Mardi, le Parlement nippon votait une relance de 62,2 milliards de nos francs. Mardi toujours, la chancelière allemande, Angela Merkel, lançait un second plan – 75,1 milliards, s’ajoutant aux 46,5 déjà engagés – pour stimuler la première économie européenne, qui est aussi le principal importateur de biens suisses. Cette semaine, le Congrès américain devrait se pencher sur le plan de 931 milliards du président Obama. A côté de cela, on en conviendra, les (peut-être) 3 milliards que Berne prévoit d’investir font sourire. Mais alors la Suisse est-elle fille d’Arpagon? Pour contrer cette critique des milieux syndicaux et de la gauche, Doris Leuthard et son Secrétariat d’Etat à l’économie (seco), n’ont que deux mots à la bouche: «stabilisateurs automatiques», notamment l’assurance chômage (AC). Autrement dit, cela signifie que, en cas de crise, la hausse du chômage, et donc du versement des allocations, soutient la demande. A l’inverse, par beau temps, le total des recettes de l’AC excédant celui des dépenses, on soustrait des ressources à l’économie, tassant ainsi la demande. Bref, le lissage du cycle économique se fait tout seul.

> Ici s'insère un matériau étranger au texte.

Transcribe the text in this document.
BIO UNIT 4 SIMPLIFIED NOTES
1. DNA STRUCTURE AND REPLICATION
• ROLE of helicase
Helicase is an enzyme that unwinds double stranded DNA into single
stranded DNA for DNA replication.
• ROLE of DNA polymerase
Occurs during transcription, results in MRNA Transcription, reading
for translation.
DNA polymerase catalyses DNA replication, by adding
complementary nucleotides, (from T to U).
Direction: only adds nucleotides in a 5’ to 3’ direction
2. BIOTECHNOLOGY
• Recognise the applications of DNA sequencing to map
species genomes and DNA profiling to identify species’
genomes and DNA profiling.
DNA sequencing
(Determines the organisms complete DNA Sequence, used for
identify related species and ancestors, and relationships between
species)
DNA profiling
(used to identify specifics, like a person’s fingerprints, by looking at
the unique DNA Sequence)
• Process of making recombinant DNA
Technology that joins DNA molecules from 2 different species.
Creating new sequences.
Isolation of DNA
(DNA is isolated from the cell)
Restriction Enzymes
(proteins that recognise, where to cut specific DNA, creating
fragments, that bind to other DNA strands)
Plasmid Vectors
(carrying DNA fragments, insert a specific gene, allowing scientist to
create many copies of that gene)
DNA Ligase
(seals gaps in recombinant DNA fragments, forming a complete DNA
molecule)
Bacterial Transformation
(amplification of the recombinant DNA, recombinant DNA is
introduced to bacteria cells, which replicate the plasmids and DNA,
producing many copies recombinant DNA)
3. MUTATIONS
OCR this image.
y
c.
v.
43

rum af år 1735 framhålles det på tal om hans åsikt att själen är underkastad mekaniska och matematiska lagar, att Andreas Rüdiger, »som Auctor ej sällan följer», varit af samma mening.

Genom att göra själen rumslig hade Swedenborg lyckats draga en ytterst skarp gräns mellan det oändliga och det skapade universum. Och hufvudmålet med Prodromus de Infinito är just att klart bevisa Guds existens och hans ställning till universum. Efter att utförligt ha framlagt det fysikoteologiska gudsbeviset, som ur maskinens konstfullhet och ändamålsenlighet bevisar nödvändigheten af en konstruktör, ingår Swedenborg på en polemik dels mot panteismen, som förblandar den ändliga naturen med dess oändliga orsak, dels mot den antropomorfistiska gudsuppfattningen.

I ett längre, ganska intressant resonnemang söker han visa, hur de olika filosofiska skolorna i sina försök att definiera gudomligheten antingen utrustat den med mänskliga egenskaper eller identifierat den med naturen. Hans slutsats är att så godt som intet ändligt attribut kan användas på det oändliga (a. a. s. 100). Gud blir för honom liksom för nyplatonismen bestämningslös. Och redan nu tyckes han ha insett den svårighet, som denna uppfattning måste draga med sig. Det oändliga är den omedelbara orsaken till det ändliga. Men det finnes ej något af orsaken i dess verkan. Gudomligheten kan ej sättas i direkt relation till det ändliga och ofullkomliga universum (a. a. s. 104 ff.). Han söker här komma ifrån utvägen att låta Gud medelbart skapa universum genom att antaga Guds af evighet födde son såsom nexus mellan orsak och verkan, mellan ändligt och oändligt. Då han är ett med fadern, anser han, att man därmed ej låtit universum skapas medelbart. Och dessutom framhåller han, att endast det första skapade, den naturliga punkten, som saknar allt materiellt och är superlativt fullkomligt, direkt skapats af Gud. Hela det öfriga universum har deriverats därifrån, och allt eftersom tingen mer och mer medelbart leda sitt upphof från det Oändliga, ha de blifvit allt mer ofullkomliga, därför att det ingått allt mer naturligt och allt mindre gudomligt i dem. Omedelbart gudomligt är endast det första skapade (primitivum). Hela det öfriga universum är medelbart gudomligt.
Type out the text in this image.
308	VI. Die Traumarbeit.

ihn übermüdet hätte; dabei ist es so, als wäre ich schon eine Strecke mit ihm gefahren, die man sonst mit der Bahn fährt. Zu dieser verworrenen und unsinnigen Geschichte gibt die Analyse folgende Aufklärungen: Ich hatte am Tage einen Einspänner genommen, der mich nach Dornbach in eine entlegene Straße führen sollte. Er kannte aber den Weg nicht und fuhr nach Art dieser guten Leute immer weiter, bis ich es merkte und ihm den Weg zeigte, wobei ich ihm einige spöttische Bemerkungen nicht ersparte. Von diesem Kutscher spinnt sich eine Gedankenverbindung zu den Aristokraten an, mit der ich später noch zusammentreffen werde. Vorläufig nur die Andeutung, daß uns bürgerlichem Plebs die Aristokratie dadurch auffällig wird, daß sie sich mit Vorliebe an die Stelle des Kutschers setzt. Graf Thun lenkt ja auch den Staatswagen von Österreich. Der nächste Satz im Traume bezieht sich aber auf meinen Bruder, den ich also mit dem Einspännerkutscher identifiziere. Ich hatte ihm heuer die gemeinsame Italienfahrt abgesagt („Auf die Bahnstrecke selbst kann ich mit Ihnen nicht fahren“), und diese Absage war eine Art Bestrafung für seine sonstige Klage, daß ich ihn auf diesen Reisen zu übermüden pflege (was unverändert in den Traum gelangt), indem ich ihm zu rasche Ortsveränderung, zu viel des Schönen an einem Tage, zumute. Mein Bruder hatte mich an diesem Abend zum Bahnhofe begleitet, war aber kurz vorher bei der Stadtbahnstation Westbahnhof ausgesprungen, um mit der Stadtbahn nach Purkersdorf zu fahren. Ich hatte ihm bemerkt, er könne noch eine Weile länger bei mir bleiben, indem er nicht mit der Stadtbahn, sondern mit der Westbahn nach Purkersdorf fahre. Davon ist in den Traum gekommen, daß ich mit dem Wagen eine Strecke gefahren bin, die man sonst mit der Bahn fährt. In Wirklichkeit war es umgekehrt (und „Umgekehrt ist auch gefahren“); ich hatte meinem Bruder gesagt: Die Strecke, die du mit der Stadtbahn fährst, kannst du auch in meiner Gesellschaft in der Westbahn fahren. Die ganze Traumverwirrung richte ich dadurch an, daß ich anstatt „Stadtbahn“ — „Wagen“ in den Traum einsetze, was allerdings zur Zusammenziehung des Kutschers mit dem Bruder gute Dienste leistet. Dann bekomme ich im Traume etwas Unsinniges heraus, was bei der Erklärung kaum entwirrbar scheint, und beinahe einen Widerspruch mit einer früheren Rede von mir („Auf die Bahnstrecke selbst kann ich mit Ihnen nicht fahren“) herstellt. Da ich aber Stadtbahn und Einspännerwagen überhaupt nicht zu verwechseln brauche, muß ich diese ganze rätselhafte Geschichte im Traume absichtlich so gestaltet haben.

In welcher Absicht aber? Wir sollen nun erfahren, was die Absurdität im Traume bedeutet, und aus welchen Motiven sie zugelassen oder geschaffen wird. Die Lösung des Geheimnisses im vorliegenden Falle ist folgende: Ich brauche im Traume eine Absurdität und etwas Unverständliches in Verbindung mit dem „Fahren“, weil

Peanuts. Selon le seco, le déficit de l’AC devrait se creuser à 3,8 milliards avec la crise. Et offrirait donc une impulsion de plus d’un demi-point de pourcentage de croissance. Une somme qui s’ajoute aux deniers déjà promis par Doris Leuthard. C’est donc plus de 6 milliards de francs que Berne s’apprête à investir, stabilisateurs inclus. A la mi-janvier, Jean-Daniel Gerber, le chef du seco, le rappelait, même s’il concédait que, comparé au plan américain, celui du Conseil fédéral faisait songer à des peanuts (Le Temps, 13 janvier 2009). Deux semaines après ces paroles et à l’aune de cette nouvelle relance d’un Etat fédéral allemand muni, lui, de ces «stabilisateurs» que sont les retraites ou l’assurance chomâge, on se dit que la Suisse reste pingre. Et ce, même en escomptant un effort coordonné des cantons. Il n’est donc pas certain que l’image d’une Suisse profiteuse – cette fois-ci de la relance allemande – se modifie chez notre voisin d’outre-Rhin.